Please note that Retirees are eligible for benefits described in the Indemnity Hospital-Medical Care Plan. The information, benefits, exclusions and limitations under this section describing the Indemnity Hospital-Medical Care Plan apply the same for this Retiree Plan.

If you enroll in a Prepaid Health Care Plan, you will receive a brochure directly from the plan describing the benefits in detail and offering suggestions on how to best use the services of the plan. If you are enrolled in a Prepaid Health Care Plan and have not received a copy of the plan’s brochure, contact the Trust Fund Administrative Office.

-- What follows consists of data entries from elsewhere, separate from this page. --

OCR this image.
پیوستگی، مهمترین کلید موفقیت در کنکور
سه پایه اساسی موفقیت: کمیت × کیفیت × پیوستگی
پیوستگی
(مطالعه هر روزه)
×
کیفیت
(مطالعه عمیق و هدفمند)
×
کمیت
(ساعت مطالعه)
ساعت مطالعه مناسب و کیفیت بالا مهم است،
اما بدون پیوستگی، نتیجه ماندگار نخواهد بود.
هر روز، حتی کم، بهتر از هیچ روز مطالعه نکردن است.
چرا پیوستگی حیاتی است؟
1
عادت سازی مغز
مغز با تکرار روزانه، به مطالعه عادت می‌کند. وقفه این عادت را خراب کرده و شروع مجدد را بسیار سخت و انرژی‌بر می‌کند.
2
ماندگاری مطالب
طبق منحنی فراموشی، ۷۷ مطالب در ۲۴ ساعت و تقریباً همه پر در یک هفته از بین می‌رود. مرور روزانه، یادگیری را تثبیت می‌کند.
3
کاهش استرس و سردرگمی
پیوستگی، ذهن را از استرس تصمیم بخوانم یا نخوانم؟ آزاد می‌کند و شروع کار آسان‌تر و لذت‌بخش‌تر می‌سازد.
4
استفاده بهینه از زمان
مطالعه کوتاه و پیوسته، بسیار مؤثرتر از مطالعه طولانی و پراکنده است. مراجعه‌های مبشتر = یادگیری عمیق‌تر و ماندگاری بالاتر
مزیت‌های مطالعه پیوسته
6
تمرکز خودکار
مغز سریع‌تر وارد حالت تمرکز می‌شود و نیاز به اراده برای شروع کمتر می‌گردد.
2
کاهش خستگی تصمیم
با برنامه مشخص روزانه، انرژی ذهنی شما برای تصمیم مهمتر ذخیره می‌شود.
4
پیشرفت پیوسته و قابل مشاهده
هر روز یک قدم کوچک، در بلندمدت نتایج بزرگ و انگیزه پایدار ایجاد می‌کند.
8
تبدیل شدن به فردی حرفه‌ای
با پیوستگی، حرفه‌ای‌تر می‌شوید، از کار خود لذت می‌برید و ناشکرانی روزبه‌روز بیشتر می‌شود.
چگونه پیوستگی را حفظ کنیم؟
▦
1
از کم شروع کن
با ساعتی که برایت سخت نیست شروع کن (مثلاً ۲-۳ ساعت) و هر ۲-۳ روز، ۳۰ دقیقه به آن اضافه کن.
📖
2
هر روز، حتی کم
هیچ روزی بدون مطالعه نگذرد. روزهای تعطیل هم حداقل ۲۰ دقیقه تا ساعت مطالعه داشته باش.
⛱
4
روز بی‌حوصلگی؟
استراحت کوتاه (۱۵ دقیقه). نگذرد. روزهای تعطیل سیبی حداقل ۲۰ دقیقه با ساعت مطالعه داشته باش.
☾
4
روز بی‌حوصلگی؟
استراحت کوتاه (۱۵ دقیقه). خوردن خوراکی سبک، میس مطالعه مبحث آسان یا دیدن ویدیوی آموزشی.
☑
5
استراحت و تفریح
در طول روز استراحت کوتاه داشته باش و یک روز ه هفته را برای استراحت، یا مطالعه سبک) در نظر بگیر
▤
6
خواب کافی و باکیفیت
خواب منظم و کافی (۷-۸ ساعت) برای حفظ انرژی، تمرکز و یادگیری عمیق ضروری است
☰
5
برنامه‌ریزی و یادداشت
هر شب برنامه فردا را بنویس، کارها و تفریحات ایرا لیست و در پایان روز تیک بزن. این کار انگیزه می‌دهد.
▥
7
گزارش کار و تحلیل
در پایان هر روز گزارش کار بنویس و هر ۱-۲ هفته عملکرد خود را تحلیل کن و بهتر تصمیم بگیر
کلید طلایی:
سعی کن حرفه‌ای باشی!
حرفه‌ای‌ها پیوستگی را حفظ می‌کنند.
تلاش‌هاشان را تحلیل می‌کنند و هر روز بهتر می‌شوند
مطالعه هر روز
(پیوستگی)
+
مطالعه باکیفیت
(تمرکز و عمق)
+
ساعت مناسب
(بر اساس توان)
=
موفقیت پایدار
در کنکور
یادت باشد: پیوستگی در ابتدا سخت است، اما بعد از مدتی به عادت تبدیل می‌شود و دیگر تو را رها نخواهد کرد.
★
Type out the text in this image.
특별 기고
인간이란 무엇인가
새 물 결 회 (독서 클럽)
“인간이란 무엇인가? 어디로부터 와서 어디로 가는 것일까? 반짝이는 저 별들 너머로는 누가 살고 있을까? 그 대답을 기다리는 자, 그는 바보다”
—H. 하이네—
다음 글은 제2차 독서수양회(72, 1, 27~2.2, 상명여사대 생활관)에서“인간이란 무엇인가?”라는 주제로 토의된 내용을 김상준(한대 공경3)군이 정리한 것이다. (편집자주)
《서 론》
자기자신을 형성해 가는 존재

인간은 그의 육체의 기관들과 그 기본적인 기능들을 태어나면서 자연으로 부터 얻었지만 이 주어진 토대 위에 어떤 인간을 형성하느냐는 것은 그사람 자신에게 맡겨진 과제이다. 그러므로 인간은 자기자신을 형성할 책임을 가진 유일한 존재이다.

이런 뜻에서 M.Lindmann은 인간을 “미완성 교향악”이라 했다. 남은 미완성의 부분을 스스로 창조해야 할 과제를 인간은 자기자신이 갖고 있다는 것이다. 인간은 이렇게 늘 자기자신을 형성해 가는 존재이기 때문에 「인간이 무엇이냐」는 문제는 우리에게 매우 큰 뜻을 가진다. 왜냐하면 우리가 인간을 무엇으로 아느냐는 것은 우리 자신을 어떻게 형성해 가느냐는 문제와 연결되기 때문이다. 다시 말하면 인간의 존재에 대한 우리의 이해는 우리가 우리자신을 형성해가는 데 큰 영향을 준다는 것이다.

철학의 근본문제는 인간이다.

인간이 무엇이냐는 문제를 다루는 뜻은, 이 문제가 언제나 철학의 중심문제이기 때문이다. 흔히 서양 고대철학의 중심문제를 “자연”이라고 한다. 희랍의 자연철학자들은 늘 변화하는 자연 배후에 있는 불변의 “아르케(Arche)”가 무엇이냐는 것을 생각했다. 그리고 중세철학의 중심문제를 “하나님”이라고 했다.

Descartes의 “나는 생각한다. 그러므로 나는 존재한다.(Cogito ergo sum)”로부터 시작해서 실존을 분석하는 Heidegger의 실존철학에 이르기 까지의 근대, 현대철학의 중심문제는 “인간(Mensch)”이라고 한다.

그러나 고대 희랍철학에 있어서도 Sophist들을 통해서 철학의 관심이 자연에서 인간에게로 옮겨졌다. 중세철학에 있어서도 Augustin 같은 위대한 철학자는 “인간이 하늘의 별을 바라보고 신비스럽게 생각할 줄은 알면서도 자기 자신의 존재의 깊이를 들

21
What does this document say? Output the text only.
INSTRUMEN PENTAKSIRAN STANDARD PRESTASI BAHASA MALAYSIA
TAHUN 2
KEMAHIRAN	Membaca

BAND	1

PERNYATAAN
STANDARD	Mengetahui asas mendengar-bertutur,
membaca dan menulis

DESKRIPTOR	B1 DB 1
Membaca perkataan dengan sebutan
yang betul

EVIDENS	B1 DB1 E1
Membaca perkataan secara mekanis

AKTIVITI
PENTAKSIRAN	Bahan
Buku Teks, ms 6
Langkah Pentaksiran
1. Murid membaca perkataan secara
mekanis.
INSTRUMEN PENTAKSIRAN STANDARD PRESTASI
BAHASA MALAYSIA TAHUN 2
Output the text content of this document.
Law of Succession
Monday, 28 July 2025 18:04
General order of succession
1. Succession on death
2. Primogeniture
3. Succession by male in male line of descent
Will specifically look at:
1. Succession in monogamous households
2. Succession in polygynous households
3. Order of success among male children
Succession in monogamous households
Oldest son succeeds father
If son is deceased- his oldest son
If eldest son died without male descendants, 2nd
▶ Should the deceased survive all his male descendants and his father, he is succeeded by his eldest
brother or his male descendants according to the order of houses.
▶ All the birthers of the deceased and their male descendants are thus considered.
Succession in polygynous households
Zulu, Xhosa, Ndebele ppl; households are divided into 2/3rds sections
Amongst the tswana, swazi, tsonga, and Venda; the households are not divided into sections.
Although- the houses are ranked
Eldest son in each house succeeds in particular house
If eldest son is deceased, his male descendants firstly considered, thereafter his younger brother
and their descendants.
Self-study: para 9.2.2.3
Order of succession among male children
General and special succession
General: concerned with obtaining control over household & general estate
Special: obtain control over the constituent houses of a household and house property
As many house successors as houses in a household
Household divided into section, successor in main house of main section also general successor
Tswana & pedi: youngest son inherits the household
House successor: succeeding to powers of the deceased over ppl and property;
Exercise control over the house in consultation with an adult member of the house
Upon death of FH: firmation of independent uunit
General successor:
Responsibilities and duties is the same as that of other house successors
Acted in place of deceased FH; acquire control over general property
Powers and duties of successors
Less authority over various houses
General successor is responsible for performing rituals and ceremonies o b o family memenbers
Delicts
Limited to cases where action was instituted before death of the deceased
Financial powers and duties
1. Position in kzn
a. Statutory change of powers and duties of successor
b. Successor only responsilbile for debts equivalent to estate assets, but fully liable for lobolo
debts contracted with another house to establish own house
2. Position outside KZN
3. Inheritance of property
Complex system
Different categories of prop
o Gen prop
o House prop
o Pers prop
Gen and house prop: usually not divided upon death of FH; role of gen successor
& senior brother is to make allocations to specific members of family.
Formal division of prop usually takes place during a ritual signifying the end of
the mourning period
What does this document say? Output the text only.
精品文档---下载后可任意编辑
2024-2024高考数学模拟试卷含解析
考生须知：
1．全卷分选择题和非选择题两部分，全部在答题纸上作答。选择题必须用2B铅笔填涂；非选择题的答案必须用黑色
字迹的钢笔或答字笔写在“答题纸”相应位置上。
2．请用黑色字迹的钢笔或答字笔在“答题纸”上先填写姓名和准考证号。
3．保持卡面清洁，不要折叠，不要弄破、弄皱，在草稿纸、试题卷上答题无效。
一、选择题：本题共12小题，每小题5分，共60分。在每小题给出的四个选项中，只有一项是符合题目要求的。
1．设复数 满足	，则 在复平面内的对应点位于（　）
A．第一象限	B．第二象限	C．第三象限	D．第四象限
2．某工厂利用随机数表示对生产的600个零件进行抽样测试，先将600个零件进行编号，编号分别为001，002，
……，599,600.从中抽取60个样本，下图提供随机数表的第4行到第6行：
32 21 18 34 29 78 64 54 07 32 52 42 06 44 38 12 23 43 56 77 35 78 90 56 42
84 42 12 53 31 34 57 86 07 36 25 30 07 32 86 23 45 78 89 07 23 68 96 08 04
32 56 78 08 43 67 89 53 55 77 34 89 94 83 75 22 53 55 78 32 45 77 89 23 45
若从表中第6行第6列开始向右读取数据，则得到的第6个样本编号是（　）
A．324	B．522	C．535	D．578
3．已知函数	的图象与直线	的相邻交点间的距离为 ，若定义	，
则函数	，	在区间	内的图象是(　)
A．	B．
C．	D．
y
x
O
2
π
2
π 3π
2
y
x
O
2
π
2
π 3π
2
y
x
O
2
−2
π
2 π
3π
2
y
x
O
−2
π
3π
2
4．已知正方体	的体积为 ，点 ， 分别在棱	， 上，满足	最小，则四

If you are a non-Medicare Retiree enrolled in a Prepaid Health Care Plan, you are entitled to certain benefits pursuant to the California Mental Health Parity Act of 2001 (AB 88). AB 88 requires the provision of medically necessary and clinically appropriate mental health diagnosis and treatment of “severe mental illnesses” and “serious emotional disturbances of a child” as defined in this law. Contact Aetna or Kaiser concerning your eligibility for AB 88 benefits. Aetna- (877) 647-3776             Kaiser- (800) 464-4000

IMPORTANT: Certain services provided under the Prepaid Health Care Plans are subject to service charges. It is your responsibility to pay these service charges or any charges directly to the Prepaid Health Care Plan in which you are an enrolled participant such as Kaiser or Aetna HMO.